NOTE In EEP 6.0, Drill requires Hive version 2.3.3-mapr or later to successfully query Hive data sources.
NOTE You can update the Hive storage plugin configuration through the configuration script, configure.sh. If the Hive storage plugin is disabled, and the configuration in the Drill Web UI displays “null,” you must rerun configure.sh with the -hiveMetastoreHost argument. See configure.sh for details.

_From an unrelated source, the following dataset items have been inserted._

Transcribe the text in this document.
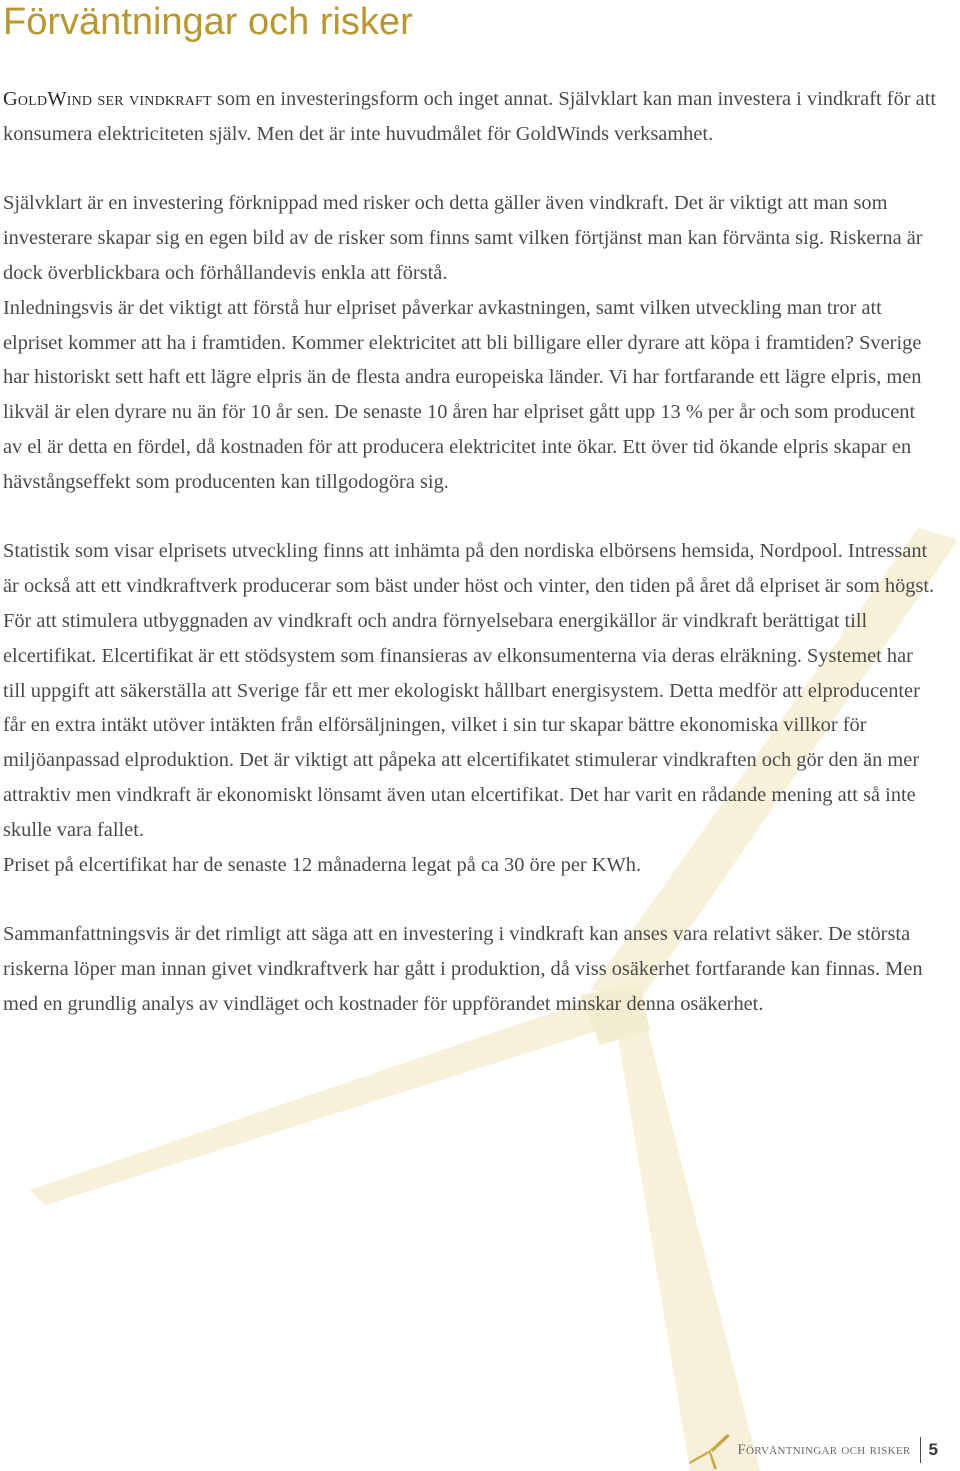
Förväntningar och risker

GoldWind ser vindkraft som en investeringsform och inget annat. Självklart kan man investera i vindkraft för att konsumera elektriciteten själv. Men det är inte huvudmålet för GoldWinds verksamhet.

Självklart är en investering förknippad med risker och detta gäller även vindkraft. Det är viktigt att man som investerare skapar sig en egen bild av de risker som finns samt vilken förtjänst man kan förvänta sig. Riskerna är dock överblickbara och förhållandevis enkla att förstå.

Inledningsvis är det viktigt att förstå hur elpriset påverkar avkastningen, samt vilken utveckling man tror att elpriset kommer att ha i framtiden. Kommer elektricitet att bli billigare eller dyrare att köpa i framtiden? Sverige har historiskt sett haft ett lägre elpris än de flesta andra europeiska länder. Vi har fortfarande ett lägre elpris, men likväl är elen dyrare nu än för 10 år sen. De senaste 10 åren har elpriset gått upp 13 % per år och som producent av el är detta en fördel, då kostnaden för att producera elektricitet inte ökar. Ett över tid ökande elpris skapar en hävstångseffekt som producenten kan tillgodogöra sig.

Statistik som visar elprisets utveckling finns att inhämta på den nordiska elbörsens hemsida, Nordpool. Intressant är också att ett vindkraftverk producerar som bäst under höst och vinter, den tiden på året då elpriset är som högst.

För att stimulera utbyggnaden av vindkraft och andra förnyelsebara energikällor är vindkraft berättigat till elcertifikat. Elcertifikat är ett stödsystem som finansieras av elkonsumenterna via deras elräkning. Systemet har till uppgift att säkerställa att Sverige får ett mer ekologiskt hållbart energisystem. Detta medför att elproducenter får en extra intäkt utöver intäkten från elförsäljningen, vilket i sin tur skapar bättre ekonomiska villkor för miljöanpassad elproduktion. Det är viktigt att påpeka att elcertifikatet stimulerar vindkraften och gör den än mer attraktiv men vindkraft är ekonomiskt lönsamt även utan elcertifikat. Det har varit en rådande mening att så inte skulle vara fallet.

Priset på elcertifikat har de senaste 12 månaderna legat på ca 30 öre per KWh.

Sammanfattningsvis är det rimligt att säga att en investering i vindkraft kan anses vara relativt säker. De största riskerna löper man innan givet vindkraftverk har gått i produktion, då viss osäkerhet fortfarande kan finnas. Men med en grundlig analys av vindläget och kostnader för uppförandet minskar denna osäkerhet.

Förväntningar och risker 5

Configuring a Hive Remote Metastore

A remote Hive metastore configuration runs as a separate service outside of Hive. The metastore service communicates with the Hive database over JDBC. Point Drill to the Hive metastore service address, and provide the connection parameters in the Hive storage plugin configuration to configure a connection to Drill. The Hive storage plugin (located on the Storage tab in the Drill Web UI) has the following default configuration if you install Drill:
{
 "type": "hive",
 "enabled": true,
 "configProps": {
  "hive.metastore.uris": "", 
  "javax.jdo.option.ConnectionURL": "jdbc:derby:;databaseName=../sample-data/drill_hive_db;create=true", 
  "hive.metastore.warehouse.dir": "/tmp/drill_hive_wh", 
  "fs.default.name": "file:///", 
  "hive.metastore.sasl.enabled": "false", 
  "datanucleus.schema.autoCreateAll": "true" 
 }
}

Complete the following steps to modify the default Hive storage plugin configuration for your MapR File System environment:

Procedure

  1. Verify that Hive is running.
  2. Issue the following command to start the Hive metastore service on the system specified in the hive.metastore.uris: hive --service metastore
  3. Start the Drill Web UI.
  4. Select the Storage tab. If Web UI security is enabled, you must have administrator privileges to perform this step.
  5. In the list of disabled storage plugins in the Drill Web UI, click Update next to Hive.
  6. Update the following Hive storage plugin parameters to match the system environment:
    • "hive.metstore.uris"
    • "jdbc:<database>://<host:port>/<metastore database>"
    • Change the default location of files to suit your environment. For example, change "fs.default.name": "file:///" to the MapR File System location: maprfs:///
    • To run Drill and Hive in a secure MapR cluster, change the "hive.metastore.sasl.enabled" parameter to "true".
    • Change the "datanucleus.schema.autoCreateAll" property setting for your system environment. After it is enabled, "datanucleus.schema.autoCreateAll" initializes the Hive metastore schema.
      • In a production environment, remove the "datanucleus.schema.autoCreateAll" property from the Hive storage plugin configuration; the property is not required because the preferred schema information is already created for the Hive metastore service.
      • In a test environment with an embedded Hive metastore, you can disable (set to false) this property after the first query on the Hive data source that you submit from Drill. Alternatively, use the Hive schema tool to initialize or upgrade the Hive metastore schema. Using the Hive schema tool is recommended for queries on transactional tables. Run the schematool command as an initialization step:
        /opt/mapr/hive/hive-<version>/bin/schematool -dbType <databaseType> -initSchema
  7. Click Enable in the Web UI to enable the Hive storage plugin configuration.